From a practical point of view, we chose a post-processing method instead of processing the raw signal from the scanner. The choice is for the following three reasons: (1) MR images are usually stored as rendered image files, while the raw signal data are discarded immediately after each scan. In this approach, an extensive archive of legacy MR images can be used. (2) Post-processing can be used to perform super-resolution. (3) This approach is independent of specific scanner hardware and scan protocols, and can be applied to many MRI contrasts, such as T1-MRI, T2-MRI, diffusion MRI, and functional MRI.
Although these deep-learning (DL) methods, including recent generative adversarial network (GAN) -based ones, have many desirable features from non-DL techniques, they have not yet been able to synthesize images as if they were taken by a high-field scanner. This is because most of their methods are designed to be trained with pairs of ordinary resolution MRI and its shrunken version. Therefore, the conventional SR methods can only learn to translate low-resolution images to normal-resolution images and cannot perform normal-to-high translation, which is an essential demand by clinicians and researchers.
What makes the normal-to-high translation difficult is the limited number of high-definition training images. Deep neural networks, especially GANs, require a large number of training samples to achieve desired performance. Due to the limitation of not having access to images taken by high-end scanners, it is virtually impossible to apply existing DL-based algorithms.
This paper proposes a simple yet effective GAN-based super-resolution method. Compared to the existing DL-based super-resolution methods, the proposed method requires significantly less training of MR images (dozens of data) and generates high-quality SR images. The proposed method comprises two techniques: stochastic patch sampling (SPS) and artifact suppressing discriminator (ASD). The SPS partitions input LR MR images into several smaller patches (i.e., cubes) first. After the partitioning, the ESRGAN-based neural network takes each LR patch as an input, and then outputs the corresponding upscaled HR patch. Here, the ASD eliminates discontinuities in the joints of each patch and generates natural-looking high-resolution images. In our experiments to evaluate the performance of our SR method using 7T MR images of 37 patients, peak signal-to-noise ratio (PSNR) and structural similarity (SSIM) were significantly improved from 16.19 to 26.92 and 0.766 to 0.944, respectively, compared with baseline ESRGAN. In addition, the diagnostic performance of the Alzheimer’s disease discriminator trained on super-resolution processed images improved from 80.31% to 83.85%.

2. Related Works

In the last decade, the accuracy of single image super-resolution for general (non-medical) images has increased significantly along with the advancement of DL-based algorithms [2]. Originating from the super-resolution convolutional neural networks (SRCNNs) [3], a very first successful attempt to utilize convolutional neural networks to perform super-resolution, many studies have proposed DL-based SR techniques. Very-deep super-resolution (VDSR) [4] extended SRCNN with a deeper network to improve the accuracy.
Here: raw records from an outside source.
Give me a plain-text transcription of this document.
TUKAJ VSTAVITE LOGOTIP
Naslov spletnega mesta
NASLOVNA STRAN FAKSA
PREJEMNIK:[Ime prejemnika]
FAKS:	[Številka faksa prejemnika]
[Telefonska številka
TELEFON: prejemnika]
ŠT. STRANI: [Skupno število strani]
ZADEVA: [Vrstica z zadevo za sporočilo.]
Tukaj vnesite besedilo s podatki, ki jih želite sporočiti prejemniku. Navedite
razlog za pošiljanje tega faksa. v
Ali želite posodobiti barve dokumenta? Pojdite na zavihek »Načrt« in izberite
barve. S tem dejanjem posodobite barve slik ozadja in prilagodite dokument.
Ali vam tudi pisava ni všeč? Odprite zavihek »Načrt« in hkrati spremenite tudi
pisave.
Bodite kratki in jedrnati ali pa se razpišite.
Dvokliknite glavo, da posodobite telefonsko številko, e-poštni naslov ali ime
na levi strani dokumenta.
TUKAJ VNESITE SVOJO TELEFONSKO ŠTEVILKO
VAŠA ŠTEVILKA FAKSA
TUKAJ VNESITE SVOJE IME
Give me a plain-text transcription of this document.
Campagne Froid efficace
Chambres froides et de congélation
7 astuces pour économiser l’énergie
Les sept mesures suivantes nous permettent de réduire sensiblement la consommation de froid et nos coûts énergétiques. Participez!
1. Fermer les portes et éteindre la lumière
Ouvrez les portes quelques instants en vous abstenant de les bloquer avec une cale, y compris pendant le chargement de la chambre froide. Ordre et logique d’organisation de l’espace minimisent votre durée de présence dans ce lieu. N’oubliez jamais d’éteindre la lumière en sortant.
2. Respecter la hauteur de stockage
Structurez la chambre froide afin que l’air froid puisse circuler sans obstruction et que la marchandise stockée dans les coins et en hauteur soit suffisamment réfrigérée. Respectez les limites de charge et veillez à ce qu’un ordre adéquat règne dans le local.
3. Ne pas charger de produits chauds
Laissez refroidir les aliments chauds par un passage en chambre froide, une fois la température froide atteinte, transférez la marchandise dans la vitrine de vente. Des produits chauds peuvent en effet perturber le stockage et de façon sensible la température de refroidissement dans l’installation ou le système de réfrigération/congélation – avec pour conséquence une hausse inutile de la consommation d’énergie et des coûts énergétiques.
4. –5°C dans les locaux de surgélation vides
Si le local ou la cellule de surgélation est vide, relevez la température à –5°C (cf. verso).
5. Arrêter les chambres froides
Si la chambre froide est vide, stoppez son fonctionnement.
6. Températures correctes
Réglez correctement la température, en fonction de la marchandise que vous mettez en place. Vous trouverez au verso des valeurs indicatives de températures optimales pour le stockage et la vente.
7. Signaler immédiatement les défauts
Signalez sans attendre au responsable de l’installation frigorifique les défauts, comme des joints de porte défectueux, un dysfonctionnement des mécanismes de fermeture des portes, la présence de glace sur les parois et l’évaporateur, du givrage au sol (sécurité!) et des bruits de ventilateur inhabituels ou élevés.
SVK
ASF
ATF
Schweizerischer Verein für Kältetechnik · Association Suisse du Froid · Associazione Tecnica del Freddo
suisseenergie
Enhanced deep residual networks for single image super-resolution (EDSR) [5] also introduced a deeper network with residual connection from ResNet [6]. In more recent years, significant quality improvements have been achieved by several generative adversarial network (GAN)-based SR methods [7]. A super-resolution generative adversarial network (SRGAN) [8] achieved significant improvement in pixel-wise accuracy by introducing a discriminator to their ResNet-like SR network. An enhanced super-resolution generative adversarial network (ESRGAN) [9] made even more improvements with a DenseNet-like generator [10] and Relativistic discriminator [11].
Along with the advancement of super-resolution methods for general images, studies for applying SR for medical images have also been made. Pham et al. [12] applied SRCNN to MR images to enhance spatial resolution. The improvement with GAN-based techniques has also been applied to medical imaging fields [13]. Sánchez and Vilaplana [14] utilized a simplified version of SRGAN to MR images. Yamashita and Markov [15] improved the quality of optical coherence tomography (OCT) images with ESRGAN.

3. Proposed Method

In this paper, we propose a new super-resolution technique for brain MR images with a significantly smaller number of training images. To train the GAN-based super-resolution network, SPS randomly selects many small cubic regions from the input images and feeds them into the network. While the SPS enables the network to be effectively trained with a few images, it also introduces intensity discontinuities around the boundaries of the patches. The ASD suppresses such discontinuities by implicitly knowing the location information of its input patches by referring to both the HR and the generated SR image.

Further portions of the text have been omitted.